Ainsi en 1716, John Law, écossais réfugié en France, obtient l’autorisation par édit royal de créer la Banque Générale rachetée en 1718 par la couronne et rebaptisée Banque Royale avec cours légal  de la monnaie papier émise en contrepartie des dépôts. Les actions de la banque sont vendues contre des espèces en or et argent ainsi que par conversion des dettes royales libérant les finances royales en crise. La France est considérée alors comme le pays le plus riche et le plus puissant du monde. À titre de reconnaissance, John Law, à la tête de la Compagnie du Mississippi, obtient le monopole du commerce avec la colonie française de la Louisiane en Amérique du Nord. L’engouement suscité par la Louisiane a provoqué une spéculation effrénée sur les actions de la Compagnie du Mississippi, dont la valeur connut une ascension fulgurante soutenue par le financement de la Banque Royale, avant de s’écrouler en 1720 entraînant la faillite de la Compagnie et de la banque. Au même moment, une bulle éclate en Grande-Bretagne autour de la Compagnie des mers du Sud, créée en 1711 pour exercer le monopole du commerce avec les colonies espagnoles en Amérique, le Nouveau Monde. La Compagnie connut une ascension fulgurante avant de provoquer un krach en 1720.

L’économie à l’épreuve de l’instabilité financière

Le 19e siècle est jalonné par les crises de l’instabilité financière qui ont accompagné la montée en puissance du capitalisme financier. En 1825, un krach boursier éclate à la Bourse de Londres à la suite du crédit facile servi par la Banque d’Angleterre à des investissements spéculatifs sur les marchés d’Amérique latine nés de l’éclatement de l’empire espagnol. La crise  gagne l’Europe, provoquant le retrait des capitaux des pays d’Amérique latine dont la majorité s’est trouvée plongée dans des crises de dettes souveraines.

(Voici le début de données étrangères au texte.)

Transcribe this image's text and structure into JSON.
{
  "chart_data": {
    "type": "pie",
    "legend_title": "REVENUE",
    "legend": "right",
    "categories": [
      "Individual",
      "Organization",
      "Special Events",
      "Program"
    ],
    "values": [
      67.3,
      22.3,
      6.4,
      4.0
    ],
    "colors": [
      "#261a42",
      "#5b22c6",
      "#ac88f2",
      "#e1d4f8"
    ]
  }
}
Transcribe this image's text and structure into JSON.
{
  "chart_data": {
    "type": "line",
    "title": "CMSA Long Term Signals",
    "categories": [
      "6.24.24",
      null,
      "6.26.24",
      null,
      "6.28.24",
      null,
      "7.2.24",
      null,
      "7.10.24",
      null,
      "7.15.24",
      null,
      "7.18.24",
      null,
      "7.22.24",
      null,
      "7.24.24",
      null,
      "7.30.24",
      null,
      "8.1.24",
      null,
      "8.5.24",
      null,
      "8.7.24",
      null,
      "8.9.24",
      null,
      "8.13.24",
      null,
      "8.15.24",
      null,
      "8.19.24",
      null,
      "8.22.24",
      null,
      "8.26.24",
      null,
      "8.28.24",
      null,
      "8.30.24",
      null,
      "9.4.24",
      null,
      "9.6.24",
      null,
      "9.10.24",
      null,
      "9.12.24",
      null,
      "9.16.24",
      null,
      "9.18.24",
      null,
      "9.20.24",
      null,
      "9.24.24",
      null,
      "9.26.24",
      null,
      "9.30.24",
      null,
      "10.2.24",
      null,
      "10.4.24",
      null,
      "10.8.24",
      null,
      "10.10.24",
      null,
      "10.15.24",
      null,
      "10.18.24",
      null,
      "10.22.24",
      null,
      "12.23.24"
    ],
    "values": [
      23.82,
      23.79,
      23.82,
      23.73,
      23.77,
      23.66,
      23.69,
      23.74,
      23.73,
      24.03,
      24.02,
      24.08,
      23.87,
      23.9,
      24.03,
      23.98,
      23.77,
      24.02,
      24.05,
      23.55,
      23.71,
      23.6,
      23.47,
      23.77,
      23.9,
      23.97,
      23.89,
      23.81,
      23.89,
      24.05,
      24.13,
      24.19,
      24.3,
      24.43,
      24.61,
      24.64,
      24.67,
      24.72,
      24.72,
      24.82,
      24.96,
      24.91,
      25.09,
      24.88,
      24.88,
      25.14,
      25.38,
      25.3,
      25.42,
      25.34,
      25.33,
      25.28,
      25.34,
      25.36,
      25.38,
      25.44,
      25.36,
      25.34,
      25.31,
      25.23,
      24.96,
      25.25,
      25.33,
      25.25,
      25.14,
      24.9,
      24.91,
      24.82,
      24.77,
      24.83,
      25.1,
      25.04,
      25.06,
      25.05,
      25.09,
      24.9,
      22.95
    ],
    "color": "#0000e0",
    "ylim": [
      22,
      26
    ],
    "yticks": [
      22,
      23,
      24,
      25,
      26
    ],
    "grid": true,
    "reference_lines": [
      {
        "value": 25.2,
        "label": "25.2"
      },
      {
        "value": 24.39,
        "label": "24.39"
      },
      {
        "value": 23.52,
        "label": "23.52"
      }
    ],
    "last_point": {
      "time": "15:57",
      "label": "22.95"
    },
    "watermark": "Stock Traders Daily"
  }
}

En 1847 la spéculation sur le développement du chemin de fer en France et en Angleterre, aggravée par une mauvaise conjoncture agricole dans les deux pays, conduit à un krach boursier. La montée du chômage a précipité la Révolution française de 1848. Au terme d’une longue période d’expansion aux États-Unis, des mouvements spéculatifs portant sur les actions des compagnies de chemin de fer détenues par des investisseurs d’Amérique, d’Europe et d’ailleurs, finissent par un krach à Wall Street en 1857. Le même scénario se reproduit en 1873 puis en 1893. La crise dépasse les États-Unis et s’étend à l’Europe et au-delà, touchant l’Empire ottoman et la Tunisie. À la suite d’une vague de spéculations aux États-Unis, la Bourse s’est effondrée en 1907, provoquant une panique générale. Sous l’égide du financier J.P. Morgan, un accord de financement des grands banquiers a permis de mettre fin à la crise. Cet accord a montré la nécessité de l’existence d’une Banque centrale pour jouer le rôle de préteur en dernier ressort et d’éviter l’effondrement du système financier. Cela a conduit à la création en 1907 de la Fed, la Banque Centrale des États-Unis.